POCKETFUL OF MIRACLES (1961)

Three decades after Frank Capra hit the ‘A’ list (joined at the hip with writing partner Robert Riskin), adapting the wiseguy sentiment of Damon Runyon’s LADY FOR A DAY/’33, he left the arena for good with this thuddingly misconceived flop of a remake. The story is largely unchanged (elderly apple peddler, a lucky charm to raffish NYC mob man, needs his help to keep her engaged daughter from finding out she’s a tramp), but something’s gone missing in the new treatment. Okay, everything’s gone missing. A lot of the loss comes in making the story a period piece (not that Capra had much choice in ‘61). But where the zestful earlier film played as a tough & funny Depression Era fairy tale, the remake seems to run at half-speed. (And its forty-five extra minutes make the cast look like dunderheads.) A few players glean laughs (mostly Peter Falk & Edward Everett Horton), and Bette Davis, a most unlikely Apple Annie, at least keeps her dignity, but others aren’t so much miscast as defeated. Especially Glenn Ford, whose soft attack is like anti-matter, and Arthur O’Connell as a Spanish Count. You know you’re in trouble when you’ve got Arthur O’Connell playing a Spanish Count. With a thirty year retirement ahead of him, Capra seems relieved to throw in the towel.

WATCH THIS, NOT THAT: As mentioned above, Capra’s LADY FOR A DAY, about the best of all possible Damon Runyon adaptations.

SCREWY THOUGHT OF THE DAY: Over-stuffed & bloated, POCKETFUL plays like a Hollywood embalming of a B’way musical.

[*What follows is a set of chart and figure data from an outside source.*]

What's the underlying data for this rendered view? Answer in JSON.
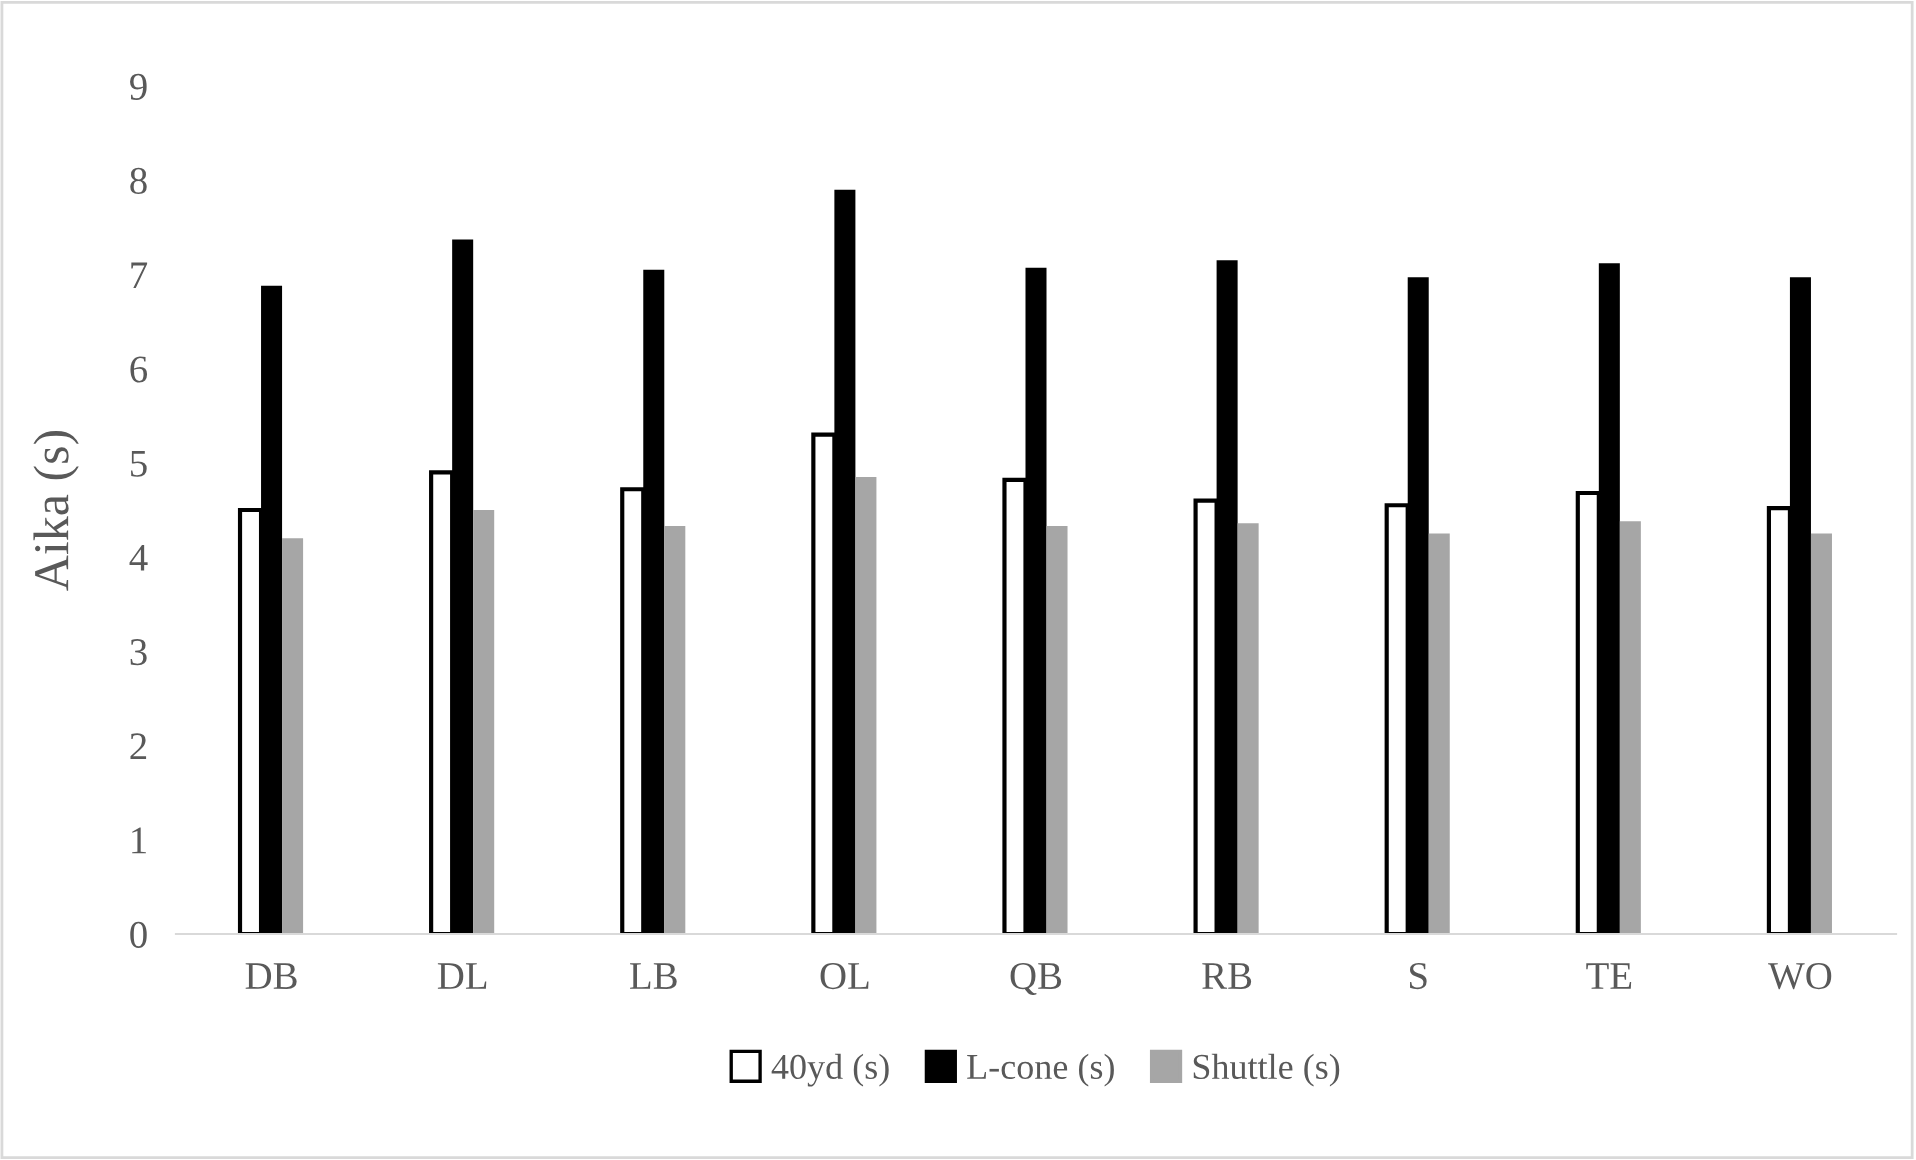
{
  "chart_data": {
    "type": "bar",
    "ylabel": "Aika (s)",
    "categories": [
      "DB",
      "DL",
      "LB",
      "OL",
      "QB",
      "RB",
      "S",
      "TE",
      "WO"
    ],
    "series": [
      {
        "name": "40yd (s)",
        "color": "#ffffff",
        "values": [
          4.5,
          4.9,
          4.72,
          5.3,
          4.82,
          4.6,
          4.55,
          4.68,
          4.52
        ]
      },
      {
        "name": "L-cone (s)",
        "color": "#000000",
        "values": [
          6.88,
          7.37,
          7.05,
          7.9,
          7.07,
          7.15,
          6.97,
          7.12,
          6.97
        ]
      },
      {
        "name": "Shuttle (s)",
        "color": "#a6a6a6",
        "values": [
          4.2,
          4.5,
          4.33,
          4.85,
          4.33,
          4.36,
          4.25,
          4.38,
          4.25
        ]
      }
    ],
    "ylim": [
      0,
      9
    ],
    "yticks": [
      0,
      1,
      2,
      3,
      4,
      5,
      6,
      7,
      8,
      9
    ],
    "grid": false,
    "legend": "bottom"
  }
}
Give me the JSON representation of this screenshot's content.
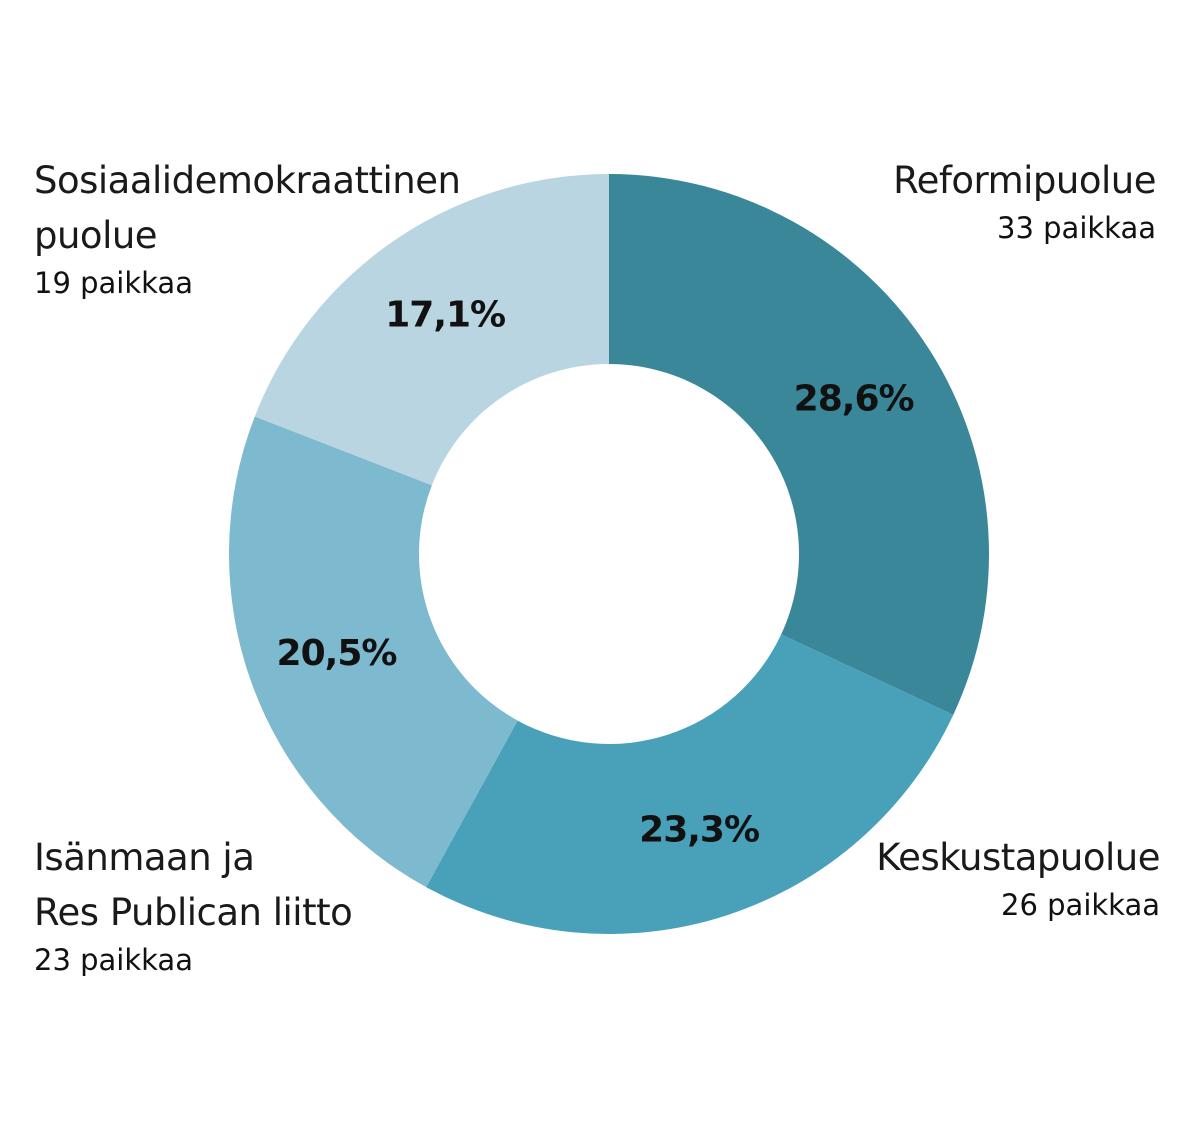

Begging the question, why hasn’t someone musicalized this story?

DOUBLE-BILL: Swansong for Capra regular supporting actor Thomas Mitchell following stellar perfs in DEEDS; LOST HORIZON; MR. SMITH and WONDERFUL LIFE.

ATTENTION MUST BE PAID: Capra’s career-long fixation on the erotic nature of water running over glass gets a final workout as debuting young lovers Ann-Margret & Peter Mann bill & coo.